The avatar sounded remarkably casual about all this, Yime thought. It watched the screen indicating the floors as it counted slowly down. The lift car’s lighting, close overhead, made Himerance’s bald head gleam. “Providing it’s done at sufficiently high speed, that should leave the NR with insufficient time to arrange any interception of the Displacement singularity.” The avatar smiled at her. “That’s the real reason the ship is doing as the NR have demanded, and leaving; it’ll power up the whole way out, execute a minimum-radius-to-power turn and come straight back in, still accelerating, snapping us off and then heading for Sichult. The whole procedure will take some hours, however, as the ship gathers speed, both to make it look like it really is leaving and to make sure that when it passes us it’s going fast enough to confound the NR vessel or vessels. During that time we need to remain hidden from the NR.”
“Will it work?”
“Probably. Ah.” The car drew to a stop.
“‘Probably’?” Yime found herself saying to an empty lift as the avatar moved swiftly between the opening doors.

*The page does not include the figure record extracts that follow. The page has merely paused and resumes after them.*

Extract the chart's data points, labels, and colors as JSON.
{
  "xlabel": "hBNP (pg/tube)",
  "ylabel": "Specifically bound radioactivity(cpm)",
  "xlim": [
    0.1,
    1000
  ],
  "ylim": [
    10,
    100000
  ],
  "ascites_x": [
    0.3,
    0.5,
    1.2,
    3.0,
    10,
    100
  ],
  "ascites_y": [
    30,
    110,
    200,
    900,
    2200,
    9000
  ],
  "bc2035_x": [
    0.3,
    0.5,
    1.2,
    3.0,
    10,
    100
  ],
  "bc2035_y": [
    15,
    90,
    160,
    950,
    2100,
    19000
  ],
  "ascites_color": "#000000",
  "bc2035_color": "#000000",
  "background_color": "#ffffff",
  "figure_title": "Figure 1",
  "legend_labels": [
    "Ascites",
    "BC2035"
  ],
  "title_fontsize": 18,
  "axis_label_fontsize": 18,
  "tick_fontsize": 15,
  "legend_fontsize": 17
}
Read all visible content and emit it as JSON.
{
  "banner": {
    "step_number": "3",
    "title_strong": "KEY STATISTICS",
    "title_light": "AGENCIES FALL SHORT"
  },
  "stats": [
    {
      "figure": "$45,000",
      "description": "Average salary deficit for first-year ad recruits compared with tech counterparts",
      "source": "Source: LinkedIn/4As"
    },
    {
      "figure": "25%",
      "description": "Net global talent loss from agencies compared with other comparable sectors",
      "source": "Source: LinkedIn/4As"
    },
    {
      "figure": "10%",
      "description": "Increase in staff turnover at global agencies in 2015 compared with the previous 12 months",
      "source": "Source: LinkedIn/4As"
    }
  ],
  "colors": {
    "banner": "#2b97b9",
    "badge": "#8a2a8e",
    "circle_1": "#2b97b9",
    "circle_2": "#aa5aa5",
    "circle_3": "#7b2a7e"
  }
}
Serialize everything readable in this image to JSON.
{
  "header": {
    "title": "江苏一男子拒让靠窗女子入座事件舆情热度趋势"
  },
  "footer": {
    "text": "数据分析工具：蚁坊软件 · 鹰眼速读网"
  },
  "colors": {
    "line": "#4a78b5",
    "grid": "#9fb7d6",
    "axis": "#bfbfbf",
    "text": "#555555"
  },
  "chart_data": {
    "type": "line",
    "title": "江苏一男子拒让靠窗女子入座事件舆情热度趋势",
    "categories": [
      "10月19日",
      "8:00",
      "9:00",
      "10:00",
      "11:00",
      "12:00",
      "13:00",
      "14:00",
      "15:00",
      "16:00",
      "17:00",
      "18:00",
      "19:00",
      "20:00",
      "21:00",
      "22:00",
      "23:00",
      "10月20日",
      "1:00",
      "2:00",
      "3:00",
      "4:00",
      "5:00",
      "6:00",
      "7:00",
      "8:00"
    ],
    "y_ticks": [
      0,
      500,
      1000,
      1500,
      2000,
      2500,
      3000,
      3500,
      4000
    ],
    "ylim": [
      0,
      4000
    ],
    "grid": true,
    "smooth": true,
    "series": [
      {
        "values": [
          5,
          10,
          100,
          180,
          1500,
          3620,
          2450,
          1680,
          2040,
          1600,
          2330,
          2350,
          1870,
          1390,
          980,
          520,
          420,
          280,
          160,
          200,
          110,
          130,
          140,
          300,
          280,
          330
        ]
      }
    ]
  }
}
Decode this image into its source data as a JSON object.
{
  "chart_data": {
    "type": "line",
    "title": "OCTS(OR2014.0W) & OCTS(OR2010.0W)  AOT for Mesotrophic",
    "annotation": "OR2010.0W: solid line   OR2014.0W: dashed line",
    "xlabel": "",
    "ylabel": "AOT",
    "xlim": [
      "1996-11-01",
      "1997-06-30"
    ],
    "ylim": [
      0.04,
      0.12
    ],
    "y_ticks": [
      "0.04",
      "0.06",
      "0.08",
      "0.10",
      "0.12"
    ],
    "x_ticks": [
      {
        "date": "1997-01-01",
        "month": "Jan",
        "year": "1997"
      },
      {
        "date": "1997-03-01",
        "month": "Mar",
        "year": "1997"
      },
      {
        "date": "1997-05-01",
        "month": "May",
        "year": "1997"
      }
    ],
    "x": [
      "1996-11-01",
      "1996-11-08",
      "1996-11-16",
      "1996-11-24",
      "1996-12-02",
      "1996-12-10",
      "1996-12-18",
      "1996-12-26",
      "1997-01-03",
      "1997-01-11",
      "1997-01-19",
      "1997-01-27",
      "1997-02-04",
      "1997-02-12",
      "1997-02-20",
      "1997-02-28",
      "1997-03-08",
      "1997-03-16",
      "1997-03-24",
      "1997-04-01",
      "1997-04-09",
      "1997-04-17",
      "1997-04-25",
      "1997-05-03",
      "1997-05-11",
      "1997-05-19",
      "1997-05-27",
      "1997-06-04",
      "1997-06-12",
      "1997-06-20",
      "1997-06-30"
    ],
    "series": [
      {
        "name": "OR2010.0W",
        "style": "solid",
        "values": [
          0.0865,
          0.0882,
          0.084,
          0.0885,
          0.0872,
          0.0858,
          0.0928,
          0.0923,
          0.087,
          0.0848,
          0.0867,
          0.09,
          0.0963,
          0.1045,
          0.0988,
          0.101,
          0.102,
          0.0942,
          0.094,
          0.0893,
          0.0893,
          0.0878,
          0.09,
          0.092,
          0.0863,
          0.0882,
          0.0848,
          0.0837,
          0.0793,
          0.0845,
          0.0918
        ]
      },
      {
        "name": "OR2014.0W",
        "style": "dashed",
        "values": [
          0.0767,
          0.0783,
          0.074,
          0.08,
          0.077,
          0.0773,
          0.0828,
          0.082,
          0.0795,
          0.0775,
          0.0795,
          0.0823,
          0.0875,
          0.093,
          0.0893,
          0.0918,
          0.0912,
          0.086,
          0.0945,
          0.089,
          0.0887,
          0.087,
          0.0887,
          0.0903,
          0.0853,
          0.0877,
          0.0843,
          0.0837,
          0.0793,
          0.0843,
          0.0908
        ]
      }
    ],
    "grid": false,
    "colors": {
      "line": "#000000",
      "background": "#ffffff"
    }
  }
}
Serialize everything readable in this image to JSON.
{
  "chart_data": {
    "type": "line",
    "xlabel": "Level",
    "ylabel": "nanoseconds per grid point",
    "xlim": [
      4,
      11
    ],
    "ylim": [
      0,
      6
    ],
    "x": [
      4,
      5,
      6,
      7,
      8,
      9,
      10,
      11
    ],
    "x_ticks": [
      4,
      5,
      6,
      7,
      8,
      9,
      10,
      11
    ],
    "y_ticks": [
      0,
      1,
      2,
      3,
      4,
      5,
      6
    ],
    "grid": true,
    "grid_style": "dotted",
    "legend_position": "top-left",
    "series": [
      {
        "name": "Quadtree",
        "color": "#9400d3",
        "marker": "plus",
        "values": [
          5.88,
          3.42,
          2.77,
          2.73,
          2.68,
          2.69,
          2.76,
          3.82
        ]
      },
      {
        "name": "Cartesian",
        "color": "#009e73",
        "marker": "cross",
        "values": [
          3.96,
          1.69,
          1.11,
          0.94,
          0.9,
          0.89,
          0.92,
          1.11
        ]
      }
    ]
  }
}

She followed, to find they were in a deserted basement car park full of wheeled ground vehicles. Yime opened her mouth to speak but the avatar pirouetted, one finger to his lips as he moved towards a bulky-looking vehicle with six wheels and a body that appeared to be made from a single billet of black glass. “This’ll do,” he said. A gull-wing door sighed open. “Though …” he said, as they settled into their seats. “Oh, do put your seat-belt on, won’t you? Thank you … Though the NR may well guess that the ship will attempt this manoeuvre and so either try to prevent or interfere with the Displacement. Or they might attack the ship itself, of course, though that would be rather extreme.”
“They just destroyed the ship’s drone and seem to be trying to kill us – isn’t that fairly extreme already?”
“It is, rather,” the avatar agreed reasonably, looking at the vehicle’s controls until lights came on. “Though drones, avatars and even humans are one thing; the loss of any is not without moral and diplomatic import, of course, but might be dismissed as merely unfortunate and regrettable, something to be smoothed over through the usual channels. Attacking a ship, on the other hand, is an unambiguous act of war.” A screen flashed on, filled with what looked like a city road map.
“Thank you,” Yime said. “It is always salutary to be reminded of one’s true place in the proper arrangement of matters.”
Himerance nodded. “Yes, I know.”
In the distance, up a short ramp, a large door to what appeared to be the outside was rising open. “Many of these are automatic too,” Himerance muttered to himself. “That’s useful.”
Most of the other vehicles in the car park were turning their lights on; some were already moving, all heading for the ramp and the doorway.